Esta variedade de rocha ocorre numa posição interna relativamente aos gabros. Apresenta uma cor clara de tom cinza a rosado e amarelado quando se encontra mais alterado. Apresenta muitos fenocristais de feldspato.

 

15. Filão de cor esbranquiçada (N 37º 57’ 5.2’’ - W 8º 52’ 31.1’’).

Os filões de cor esbranquiçada (riólitos) cortam o sienito. Podem apresentar uma direção geral N-S ou E-W. Ao contrário do que se verifica na unidade dos gabros, no sienito não se observam filões de cor escura.

 

16. Brecha eruptiva (N 37º 57’ 52.0’’ - W 8º 52’ 56.4’’).

Rocha de aspeto muito heterogéneo com fragmentos irregulares e angulosos, de diferentes tipos de rocha (claras e escuras e de diferentes granularidades) e envolvidos por um “cimento” de cor cinzenta - sienito. O significado destas rochas está relacionado com a ascenção de um magma que, aquando da sua passagem, vai arrancado o material já cristalizado à sua volta. O material apresenta uma forte alteração.

 

17. Brechas eruptivas e filões (N 37º 57’ 50.1’’ - W 8º 52’ 57.4’’).

Na base da falésia, verifica-se a existência de uma soleira (estrutura ígnea subhorizontal a pouco inclinada), de fragmentos grosseiros (centimétricos a decimétricos) sobre um nível (soleira?) de uma brecha com fragmentos mais finos (centimétricos). Na mesma área observa-se também um filão de cor clara e filões de cor escura.

18. Disjunção esferoidal (N 37º 57’ 50.1’’ - W 8º 52’ 57.4’’).

Os filões de composição mais básica mostram frequentemente uma disjunção esferoidal (por vezes designada “em casca de cebola”). O filão encontra-se muito fraturado e a circulação de água na rede de fraturas favorece este processo erosivo.

 

19. Topónimo - Pedras Amarelas (N 37º 57’ 42.6.’’ - W 8º 53’ 4.4’’).

O nome dos locais nas cartas/mapas- topónimos - é baseado, por vezes, em aspetos geológicos. Neste caso, “Pedras Amarelas” refere-se, provavelmente à cor dos filões sieníticos – de cor amarelada que ocorrem no interior das brechas eruptivas e dos gabros, de cor mais escura.

20. Rocha granular com cristais de biotite (N 37º 57’ 5.4.’’ - W 8º 51’ 50.6’’).

No bordo sul da praia de Sines (praia de Vasco da Gama) sobressai um relevo com cerca de 15 metros da altura que corresponde a um afloramento de uma rocha de cor clara e granularidade média a grosseira. Destacam-se cristais de biotite (mineral de cor negra).

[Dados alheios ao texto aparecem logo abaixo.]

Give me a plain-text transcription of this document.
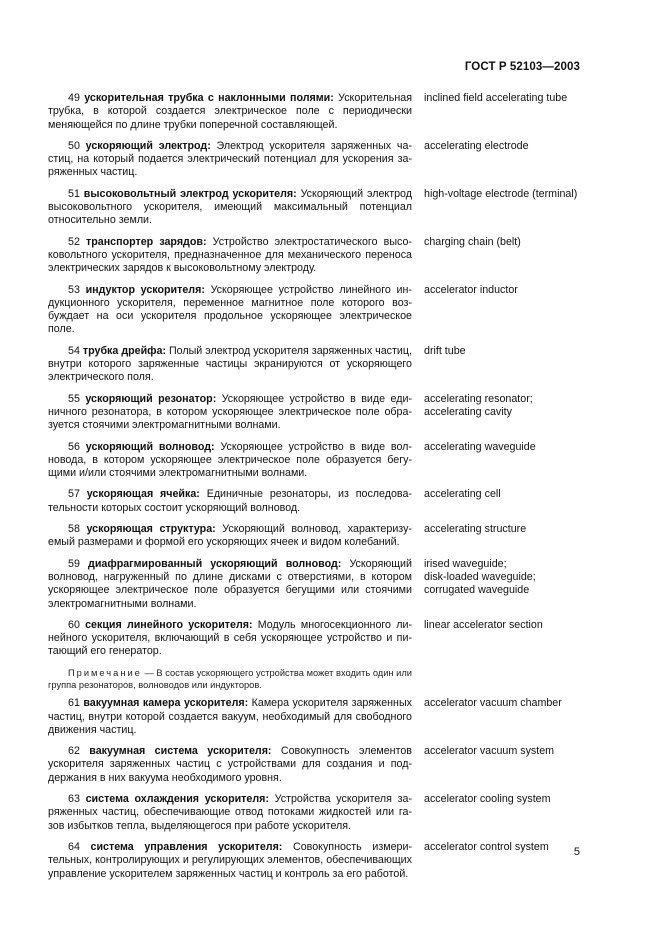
ГОСТ Р 52103—2003
49 ускорительная трубка с наклонными полями: Ускорительная трубка, в которой создается электрическое поле с периодически меняющейся по длине трубки поперечной составляющей.
inclined field accelerating tube
50 ускоряющий электрод: Электрод ускорителя заряженных частиц, на который подается электрический потенциал для ускорения заряженных частиц.
accelerating electrode
51 высоковольтный электрод ускорителя: Ускоряющий электрод высоковольтного ускорителя, имеющий максимальный потенциал относительно земли.
high-voltage electrode (terminal)
52 транспортер зарядов: Устройство электростатического высоковольтного ускорителя, предназначенное для механического переноса электрических зарядов к высоковольтному электроду.
charging chain (belt)
53 индуктор ускорителя: Ускоряющее устройство линейного индукционного ускорителя, переменное магнитное поле которого возбуждает на оси ускорителя продольное ускоряющее электрическое поле.
accelerator inductor
54 трубка дрейфа: Полый электрод ускорителя заряженных частиц, внутри которого заряженные частицы экранируются от ускоряющего электрического поля.
drift tube
55 ускоряющий резонатор: Ускоряющее устройство в виде единичного резонатора, в котором ускоряющее электрическое поле образуется стоячими электромагнитными волнами.
accelerating resonator;
accelerating cavity
56 ускоряющий волновод: Ускоряющее устройство в виде волновода, в котором ускоряющее электрическое поле образуется бегущими и/или стоячими электромагнитными волнами.
accelerating waveguide
57 ускоряющая ячейка: Единичные резонаторы, из последовательности которых состоит ускоряющий волновод.
accelerating cell
58 ускоряющая структура: Ускоряющий волновод, характеризуемый размерами и формой его ускоряющих ячеек и видом колебаний.
accelerating structure
59 диафрагмированный ускоряющий волновод: Ускоряющий волновод, нагруженный по длине дисками с отверстиями, в котором ускоряющее электрическое поле образуется бегущими или стоячими электромагнитными волнами.
irised waveguide;
disk-loaded waveguide;
corrugated waveguide
60 секция линейного ускорителя: Модуль многосекционного линейного ускорителя, включающий в себя ускоряющее устройство и питающий его генератор.
linear accelerator section
Примечание — В состав ускоряющего устройства может входить один или группа резонаторов, волноводов или индукторов.
61 вакуумная камера ускорителя: Камера ускорителя заряженных частиц, внутри которой создается вакуум, необходимый для свободного движения частиц.
accelerator vacuum chamber
62 вакуумная система ускорителя: Совокупность элементов ускорителя заряженных частиц с устройствами для создания и поддержания в них вакуума необходимого уровня.
accelerator vacuum system
63 система охлаждения ускорителя: Устройства ускорителя заряженных частиц, обеспечивающие отвод потоками жидкостей или газов избытков тепла, выделяющегося при работе ускорителя.
accelerator cooling system
64 система управления ускорителя: Совокупность измерительных, контролирующих и регулирующих элементов, обеспечивающих управление ускорителем заряженных частиц и контроль за его работой.
accelerator control system	5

21. Encaixante a sul (N 37º 56’ 39.4’’ - W 8º 51’ 23.2’’).

Entre as pedras soltas usadas no molhe da Ponta da Silveira destaca-se, em afloramento, uma sequência fortemente bandada (estrutura muito marcada pela alternância de níveis finos claros e escuros), com uma direção próxima de N-S e a inclinar para leste. Estas rochas - corneanas pelíticas - representam o encaixante a sul do MIS que se encontra metamorfizado por aumento de temperatura - metamorfismo de contato. Ao contrário do que se observa a norte, as rochas encaixantes a sul são muito mais antigas (Carbonífero; entre 299 e 360Ma) e correspondem a uma sequência de xistos e grauvaques. Este conjunto/sequência de rochas tem o nome de Formação de Mira.